Having been ordered by Fausta to watch over me, my ordering him off had not discouraged Mouldy. He simply circled the b
lock, picked me up again, and followed. How he came to realize the black sedan was also following me was not clear, and how he prevented its occupants from detecting his gaudy convertible even less clear, but somehow he managed to stick to the sedan’s trail.
He even showed a flash of normal intelligence by going on by when the sedan turned into the mill road, but in his eagerness to swing around and come back again, he reverted to type. Two hundred yards beyond the mill road was a traffic signal at an intersection with another main highway. Mouldy picked that spot to make a U-turn through a red light, causing a semi-trailer to swerve around him, which in turn drove the state trooper and his motorcycle into a ditch. The cop was chasing Mouldy to give him a ticket when he ran into all the gunfire.
“Let me see your license,” one of the troopers requested when Mouldy finished his tale.
“Do you have to have a license?” Mouldy asked.
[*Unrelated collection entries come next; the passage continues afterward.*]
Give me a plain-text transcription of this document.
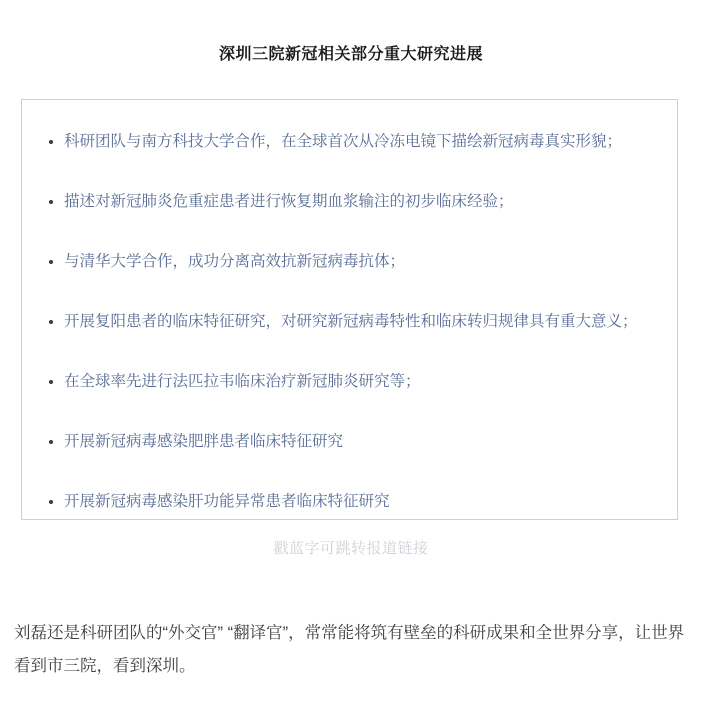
深圳三院新冠相关部分重大研究进展
• 科研团队与南方科技大学合作，在全球首次从冷冻电镜下描绘新冠病毒真实形貌；
• 描述对新冠肺炎危重症患者进行恢复期血浆输注的初步临床经验；
• 与清华大学合作，成功分离高效抗新冠病毒抗体；
• 开展复阳患者的临床特征研究，对研究新冠病毒特性和临床转归规律具有重大意义；
• 在全球率先进行法匹拉韦临床治疗新冠肺炎研究等；
• 开展新冠病毒感染肥胖患者临床特征研究
• 开展新冠病毒感染肝功能异常患者临床特征研究
戳蓝字可跳转报道链接

刘磊还是科研团队的“外交官” “翻译官”，常常能将筑有壁垒的科研成果和全世界分享，让世界看到市三院，看到深圳。
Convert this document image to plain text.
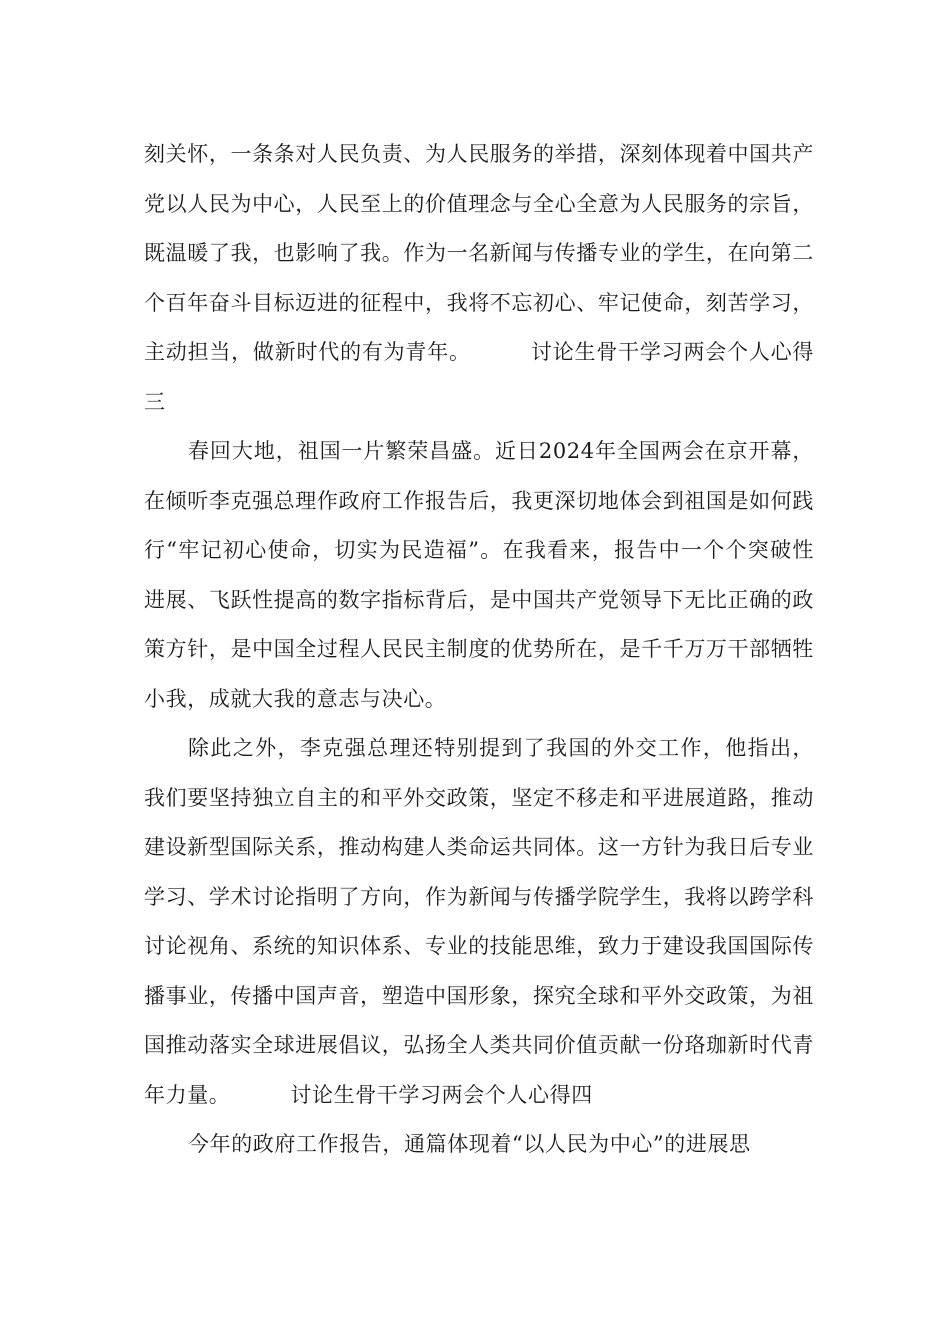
刻关怀，一条条对人民负责、为人民服务的举措，深刻体现着中国共产党以人民为中心，人民至上的价值理念与全心全意为人民服务的宗旨，既温暖了我，也影响了我。作为一名新闻与传播专业的学生，在向第二个百年奋斗目标迈进的征程中，我将不忘初心、牢记使命，刻苦学习，主动担当，做新时代的有为青年。	讨论生骨干学习两会个人心得三

春回大地，祖国一片繁荣昌盛。近日2024年全国两会在京开幕，在倾听李克强总理作政府工作报告后，我更深切地体会到祖国是如何践行“牢记初心使命，切实为民造福”。在我看来，报告中一个个突破性进展、飞跃性提高的数字指标背后，是中国共产党领导下无比正确的政策方针，是中国全过程人民民主制度的优势所在，是千千万万干部牺牲小我，成就大我的意志与决心。

除此之外，李克强总理还特别提到了我国的外交工作，他指出，我们要坚持独立自主的和平外交政策，坚定不移走和平进展道路，推动建设新型国际关系，推动构建人类命运共同体。这一方针为我日后专业学习、学术讨论指明了方向，作为新闻与传播学院学生，我将以跨学科讨论视角、系统的知识体系、专业的技能思维，致力于建设我国国际传播事业，传播中国声音，塑造中国形象，探究全球和平外交政策，为祖国推动落实全球进展倡议，弘扬全人类共同价值贡献一份珞珈新时代青年力量。	讨论生骨干学习两会个人心得四

今年的政府工作报告，通篇体现着“以人民为中心”的进展思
They were all three pulling out their traffic ticket books when it developed Mouldy had thought they were talking about a license to make U-turns, and produced a perfectly valid driver’s license.
I think they were relieved to let us go.
Although he still professed not to understand why I had slugged him, Mouldy’s dignified aloofness had evaporated by that time.
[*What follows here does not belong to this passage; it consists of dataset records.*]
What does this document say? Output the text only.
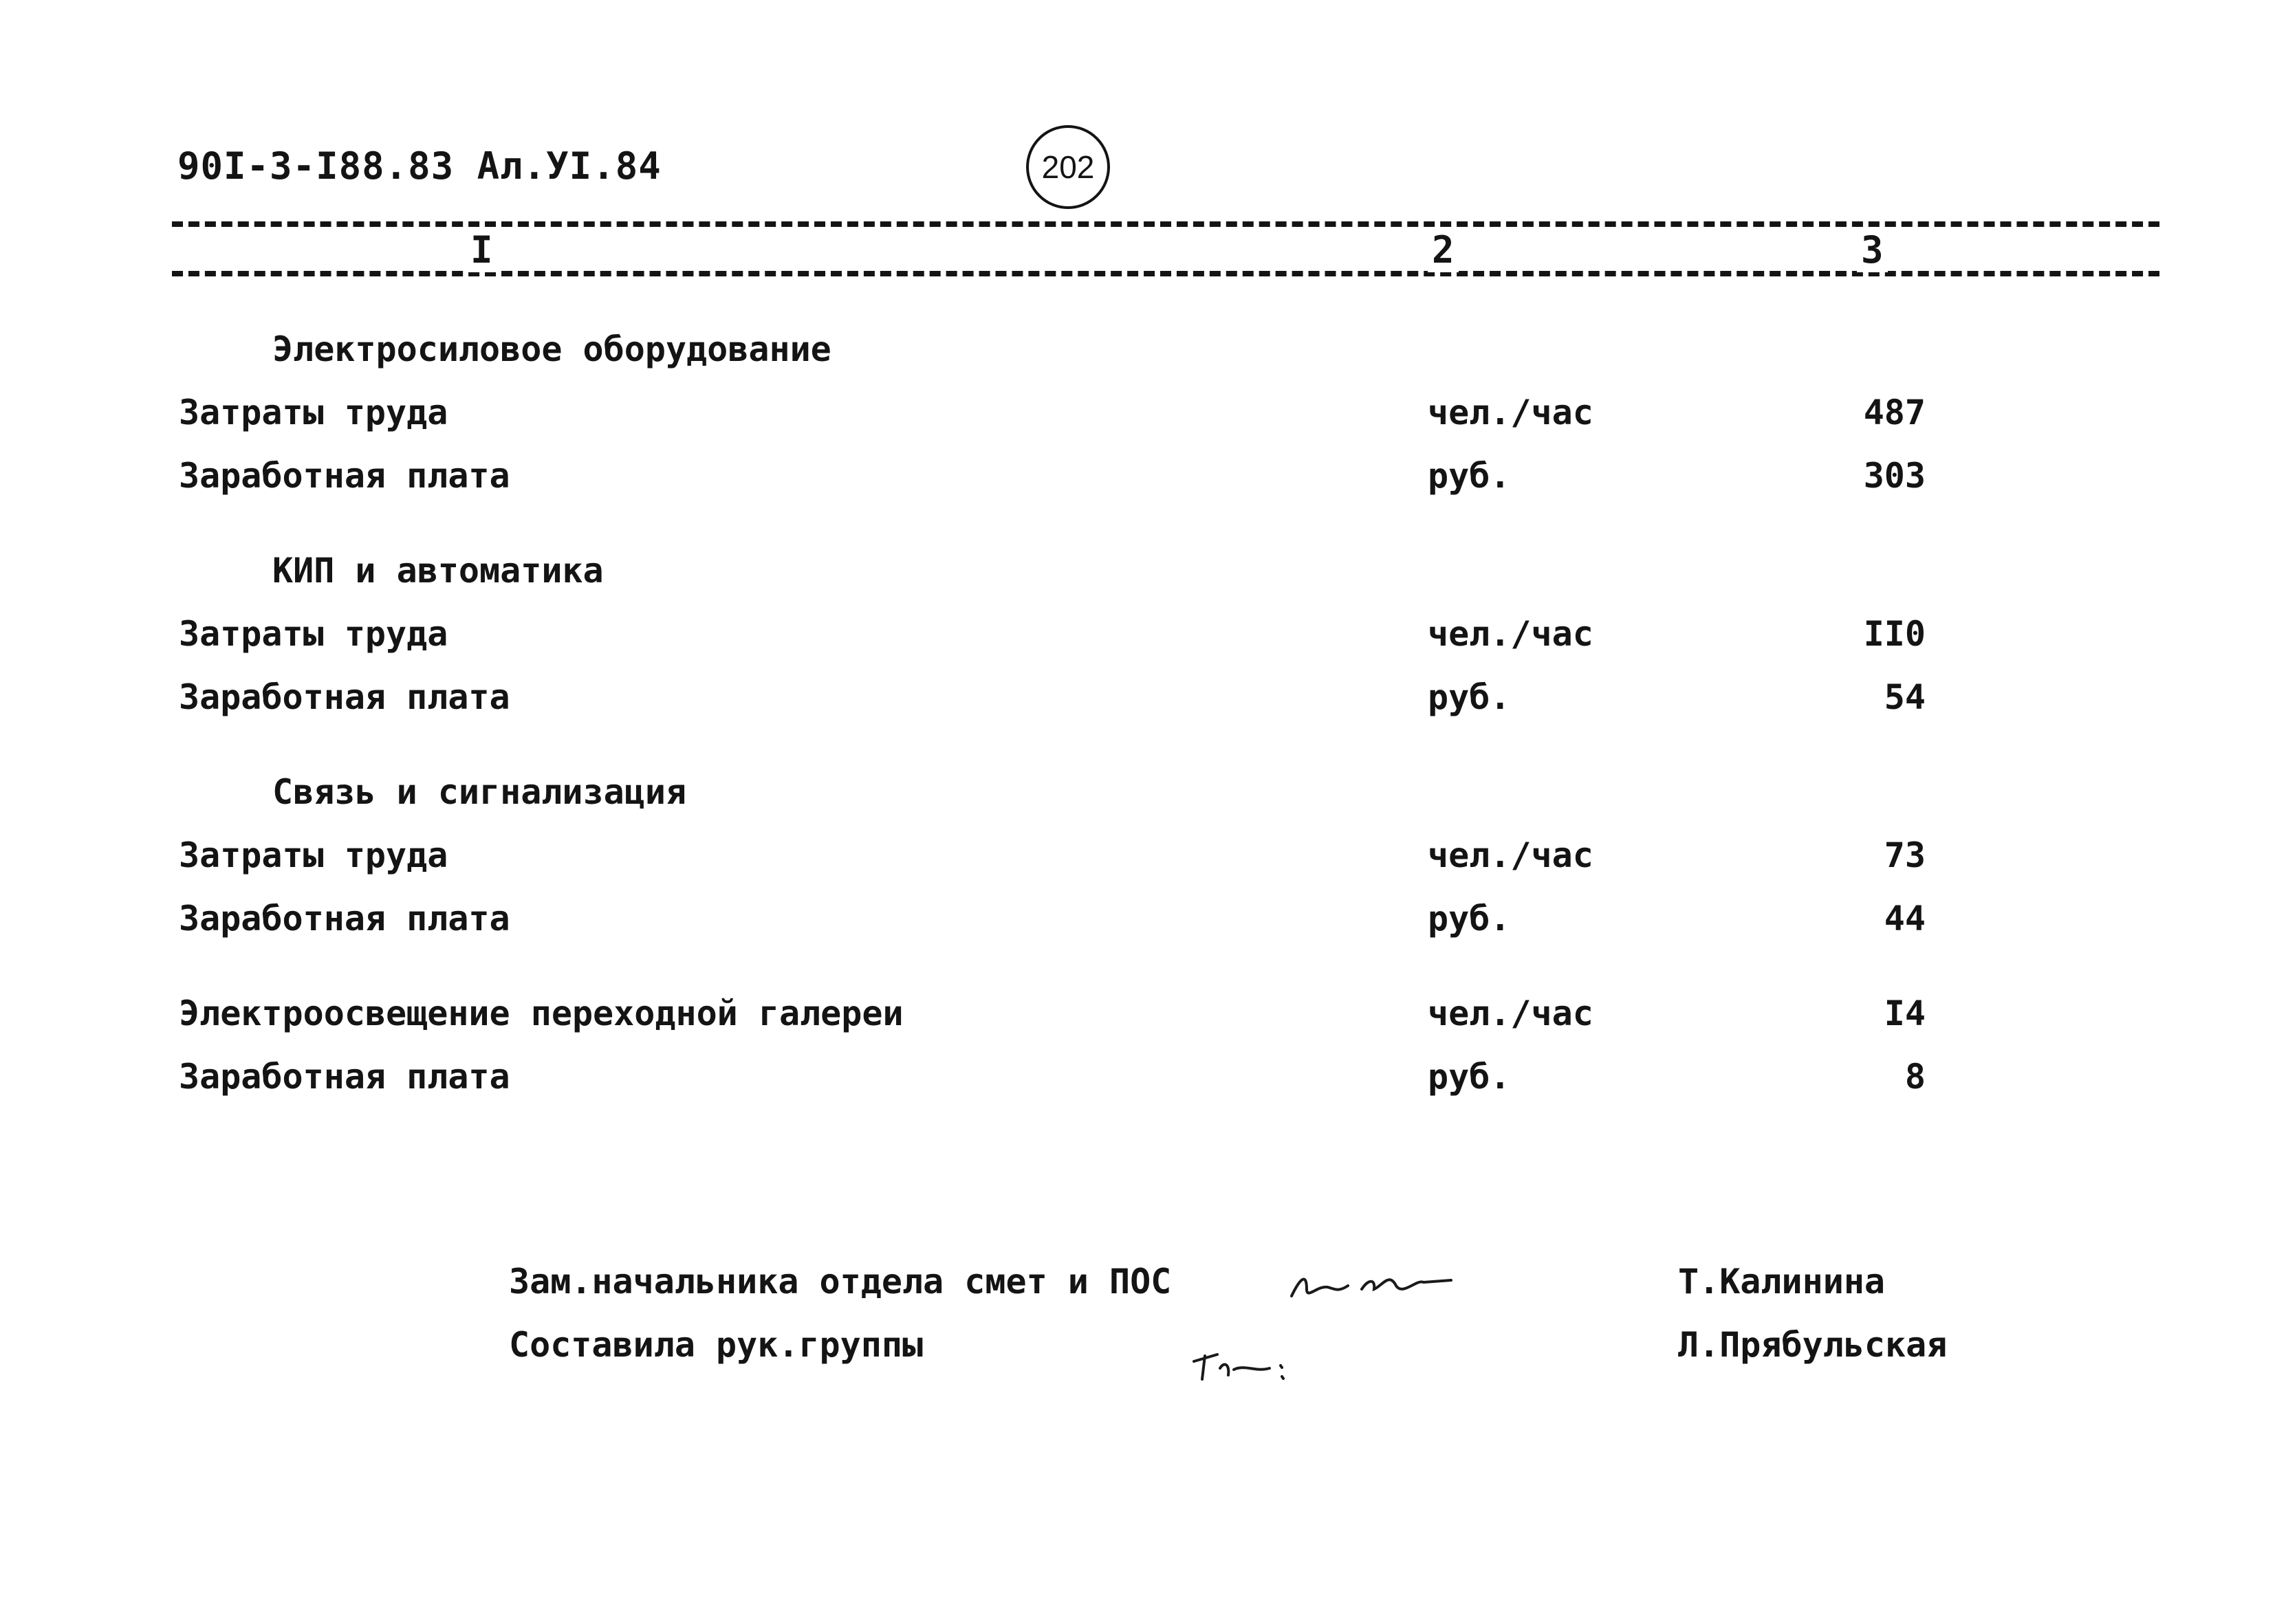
90I-3-I88.83 Ал.УI.84	202
I	2	3
Электросиловое оборудование
Затраты труда	чел./час	487
Заработная плата	руб.	303
КИП и автоматика
Затраты труда	чел./час	II0
Заработная плата	руб.	54
Связь и сигнализация
Затраты труда	чел./час	73
Заработная плата	руб.	44
Электроосвещение переходной галереи	чел./час	I4
Заработная плата	руб.	8
Зам.начальника отдела смет и ПОС	Т.Калинина
Составила рук.группы	Л.Прябульская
“If we ever have another war, I’ve got the perfect secret weapon,” I told him on the way back to town. “I’m going to give you to the other side.”
“I got you out of your scrape, didn’t I?” he asked.
I was forced to admit he had.
I instructed Mouldy to drive to police headquarters. Together we went inside and proceeded directly to the criminal records and identification department. The night-duty clerk, a big blond cop in his early twenties who wore a crew haircut, was reading a love-story magazine.
“Inspector Day phoned,” he said. “I’ve been expecting you. Let’s just check those descriptions again.”